Spotlight on: Basho
CTO Justin Sheehy unlocks the Riak development story to date
Contrary to popular misconception, ‘NoSQL’ does not stand for ‘No SQL’. It’s actually shorthand for ‘Not only SQL’, in reference to the fact that it goes beyond the limits of what traditional ‘Relational Databases’ can do. Although many still see NoSQL as a buzzword, increasingly, foresighted developers are stepping back to consider a full range of data storage solutions right at the start of the project. This summer, JAXmag sat with the CTO of Basho Technologies, Justin Sheehy, to find out more about the company’s flagship NoSQL database Riak, and nail down a proper definition for the platform.
JAX: What’s the background story of Basho Technologies?
Sheehy: We’ve been around since January 2008. We’ve only had offices in the UK for a little less than half our history. We didn’t really expect early on to be a global company so early, to push out and have offices into other places. We have an office in London and we have an office in Tokyo, as well as our US offices.
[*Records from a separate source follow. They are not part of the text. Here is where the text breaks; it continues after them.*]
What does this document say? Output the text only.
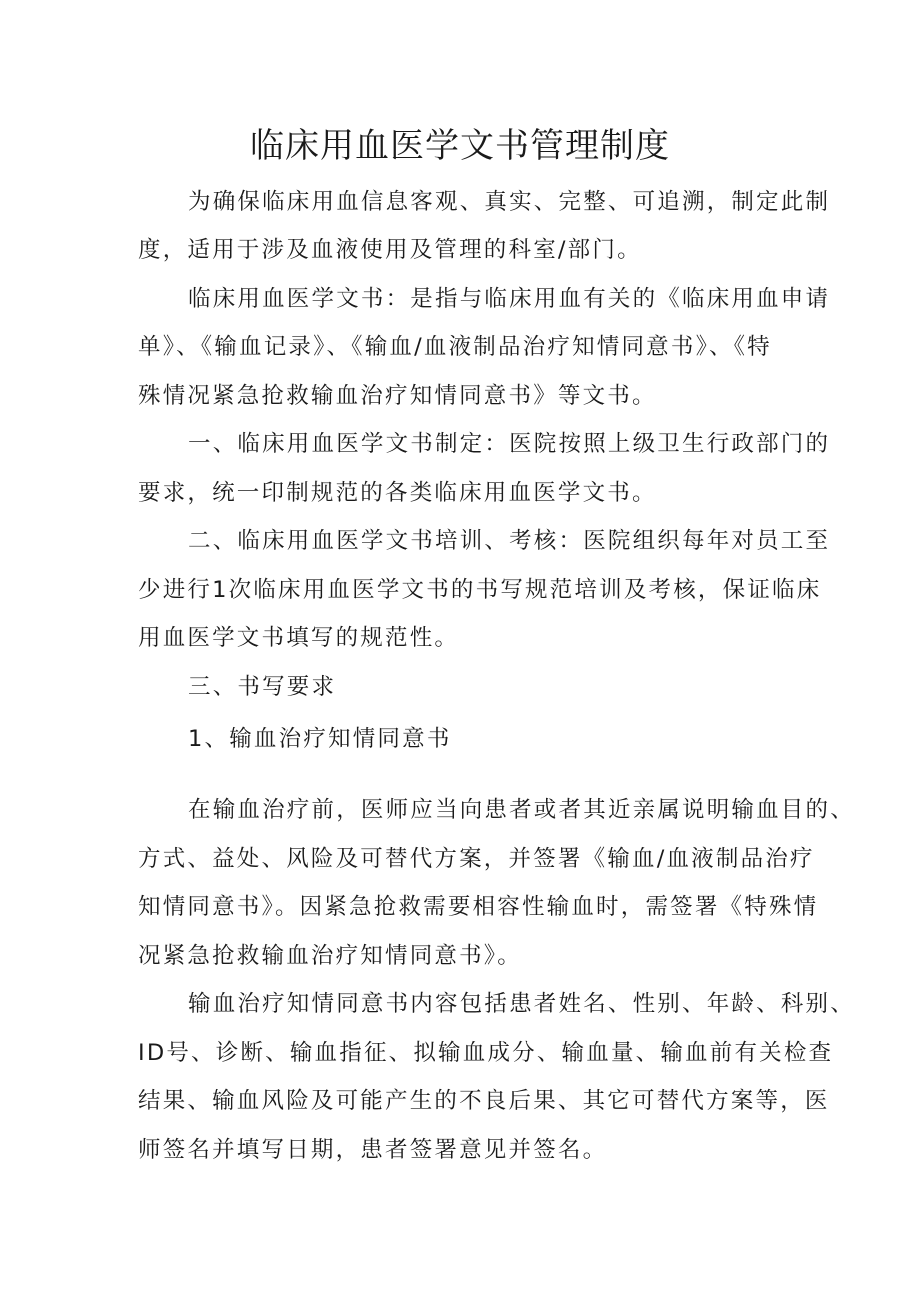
临床用血医学文书管理制度

为确保临床用血信息客观、真实、完整、可追溯，制定此制

度，适用于涉及血液使用及管理的科室/部门。

临床用血医学文书：是指与临床用血有关的《临床用血申请

单》、《输血记录》、《输血/血液制品治疗知情同意书》、《特

殊情况紧急抢救输血治疗知情同意书》等文书。

一、临床用血医学文书制定：医院按照上级卫生行政部门的

要求，统一印制规范的各类临床用血医学文书。

二、临床用血医学文书培训、考核：医院组织每年对员工至

少进行1次临床用血医学文书的书写规范培训及考核，保证临床

用血医学文书填写的规范性。

三、书写要求

1、输血治疗知情同意书

在输血治疗前，医师应当向患者或者其近亲属说明输血目的、

方式、益处、风险及可替代方案，并签署《输血/血液制品治疗

知情同意书》。因紧急抢救需要相容性输血时，需签署《特殊情

况紧急抢救输血治疗知情同意书》。

输血治疗知情同意书内容包括患者姓名、性别、年龄、科别、

ID号、诊断、输血指征、拟输血成分、输血量、输血前有关检查

结果、输血风险及可能产生的不良后果、其它可替代方案等，医

师签名并填写日期，患者签署意见并签名。
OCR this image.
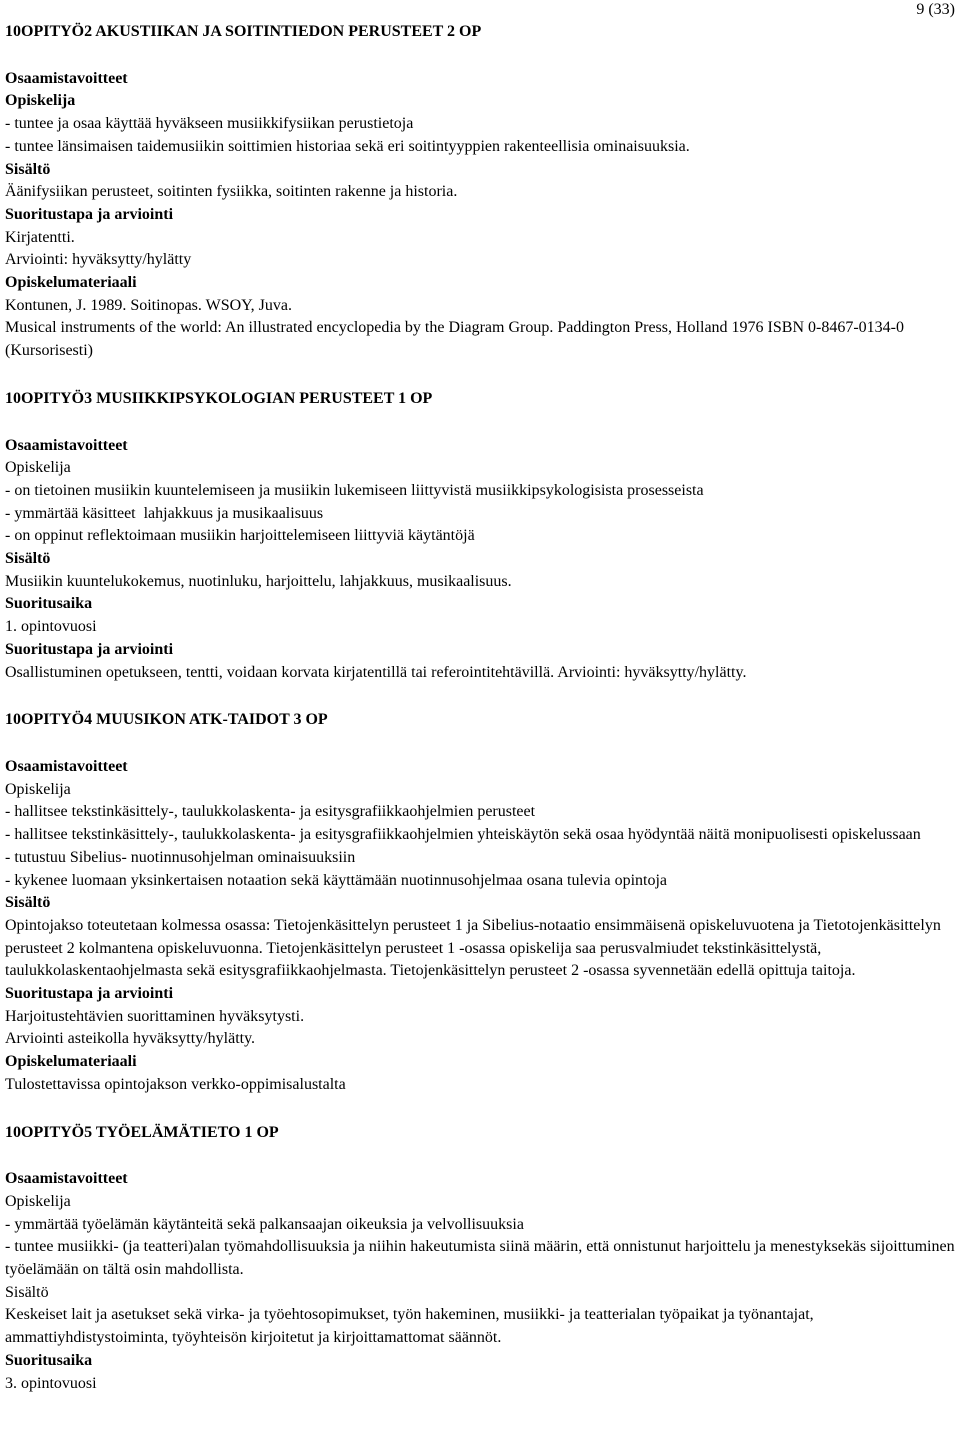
9 (33)
10OPITYÖ2 AKUSTIIKAN JA SOITINTIEDON PERUSTEET 2 OP
Osaamistavoitteet
Opiskelija
- tuntee ja osaa käyttää hyväkseen musiikkifysiikan perustietoja
- tuntee länsimaisen taidemusiikin soittimien historiaa sekä eri soitintyyppien rakenteellisia ominaisuuksia.
Sisältö
Äänifysiikan perusteet, soitinten fysiikka, soitinten rakenne ja historia.
Suoritustapa ja arviointi
Kirjatentti.
Arviointi: hyväksytty/hylätty
Opiskelumateriaali
Kontunen, J. 1989. Soitinopas. WSOY, Juva.
Musical instruments of the world: An illustrated encyclopedia by the Diagram Group. Paddington Press, Holland 1976 ISBN 0-8467-0134-0 (Kursorisesti)
10OPITYÖ3 MUSIIKKIPSYKOLOGIAN PERUSTEET 1 OP
Osaamistavoitteet
Opiskelija
- on tietoinen musiikin kuuntelemiseen ja musiikin lukemiseen liittyvistä musiikkipsykologisista prosesseista
- ymmärtää käsitteet  lahjakkuus ja musikaalisuus
- on oppinut reflektoimaan musiikin harjoittelemiseen liittyviä käytäntöjä
Sisältö
Musiikin kuuntelukokemus, nuotinluku, harjoittelu, lahjakkuus, musikaalisuus.
Suoritusaika
1. opintovuosi
Suoritustapa ja arviointi
Osallistuminen opetukseen, tentti, voidaan korvata kirjatentillä tai referointitehtävillä. Arviointi: hyväksytty/hylätty.
10OPITYÖ4 MUUSIKON ATK-TAIDOT 3 OP
Osaamistavoitteet
Opiskelija
- hallitsee tekstinkäsittely-, taulukkolaskenta- ja esitysgrafiikkaohjelmien perusteet
- hallitsee tekstinkäsittely-, taulukkolaskenta- ja esitysgrafiikkaohjelmien yhteiskäytön sekä osaa hyödyntää näitä monipuolisesti opiskelussaan
- tutustuu Sibelius- nuotinnusohjelman ominaisuuksiin
- kykenee luomaan yksinkertaisen notaation sekä käyttämään nuotinnusohjelmaa osana tulevia opintoja
Sisältö
Opintojakso toteutetaan kolmessa osassa: Tietojenkäsittelyn perusteet 1 ja Sibelius-notaatio ensimmäisenä opiskeluvuotena ja Tietotojenkäsittelyn perusteet 2 kolmantena opiskeluvuonna. Tietojenkäsittelyn perusteet 1 -osassa opiskelija saa perusvalmiudet tekstinkäsittelystä, taulukkolaskentaohjelmasta sekä esitysgrafiikkaohjelmasta. Tietojenkäsittelyn perusteet 2 -osassa syvennetään edellä opittuja taitoja.
Suoritustapa ja arviointi
Harjoitustehtävien suorittaminen hyväksytysti.
Arviointi asteikolla hyväksytty/hylätty.
Opiskelumateriaali
Tulostettavissa opintojakson verkko-oppimisalustalta
10OPITYÖ5 TYÖELÄMÄTIETO 1 OP
Osaamistavoitteet
Opiskelija
- ymmärtää työelämän käytänteitä sekä palkansaajan oikeuksia ja velvollisuuksia
- tuntee musiikki- (ja teatteri)alan työmahdollisuuksia ja niihin hakeutumista siinä määrin, että onnistunut harjoittelu ja menestyksekäs sijoittuminen työelämään on tältä osin mahdollista.
Sisältö
Keskeiset lait ja asetukset sekä virka- ja työehtosopimukset, työn hakeminen, musiikki- ja teatterialan työpaikat ja työnantajat, ammattiyhdistystoiminta, työyhteisön kirjoitetut ja kirjoittamattomat säännöt.
Suoritusaika
3. opintovuosi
That’s been very much demand-driven. We found that we were getting very differently shaped in terms of Europe and UK on one hand, and Japan on the other. But in both cases, we were getting such interesting, complex inbound demand that we found it really necessary to go be closer to people.
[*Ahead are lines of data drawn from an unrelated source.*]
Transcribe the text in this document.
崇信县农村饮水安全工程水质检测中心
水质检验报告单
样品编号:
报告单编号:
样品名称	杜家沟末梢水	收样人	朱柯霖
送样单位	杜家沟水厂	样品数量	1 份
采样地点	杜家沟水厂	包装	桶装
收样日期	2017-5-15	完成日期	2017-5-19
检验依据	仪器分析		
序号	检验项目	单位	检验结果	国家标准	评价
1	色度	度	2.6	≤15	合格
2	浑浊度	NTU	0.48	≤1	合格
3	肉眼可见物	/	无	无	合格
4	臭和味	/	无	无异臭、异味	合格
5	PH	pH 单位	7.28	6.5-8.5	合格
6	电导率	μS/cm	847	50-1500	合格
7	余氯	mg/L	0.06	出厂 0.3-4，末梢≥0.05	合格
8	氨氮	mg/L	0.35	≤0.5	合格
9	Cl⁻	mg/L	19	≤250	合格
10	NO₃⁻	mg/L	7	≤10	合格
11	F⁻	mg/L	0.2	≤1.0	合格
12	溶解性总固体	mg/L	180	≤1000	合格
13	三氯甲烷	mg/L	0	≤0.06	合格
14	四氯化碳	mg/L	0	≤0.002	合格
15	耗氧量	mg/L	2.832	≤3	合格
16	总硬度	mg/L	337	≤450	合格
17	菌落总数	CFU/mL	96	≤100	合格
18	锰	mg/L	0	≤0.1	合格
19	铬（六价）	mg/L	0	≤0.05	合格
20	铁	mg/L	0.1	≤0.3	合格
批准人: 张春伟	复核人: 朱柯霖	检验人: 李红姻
Open source is a big thing for Basho. We saw you recently open source Riak CS, and Riak has been open source for a lot longer. Is open source the main driver for adoption for you?
I think so much more of technology adoption right now, including in large enterprises, is really developer-led. The technology that has become critical in a lot of these companies is not decided in the first place by the CIO. It might be vetoed by them, but they are not the ones pulling things in. Being present in the minds and attention of developers is something that’s essential, and open source is a fundamental part of that game.
JAXmag: You started as a CRM company – what drove you to develop Riak?
Not quite. We were producing software as a service early on, not so much CRM but integrated with one. That’s why it’s easier to say CRM. But at that same time, those of us who had been on the technical side from the beginning of the company had been trying to figure out how to solve availability problems that weren’t just ours but we were seeing become a huge deal across the industry, where more and more businesses are doing things as what I think of as “the web model of business”.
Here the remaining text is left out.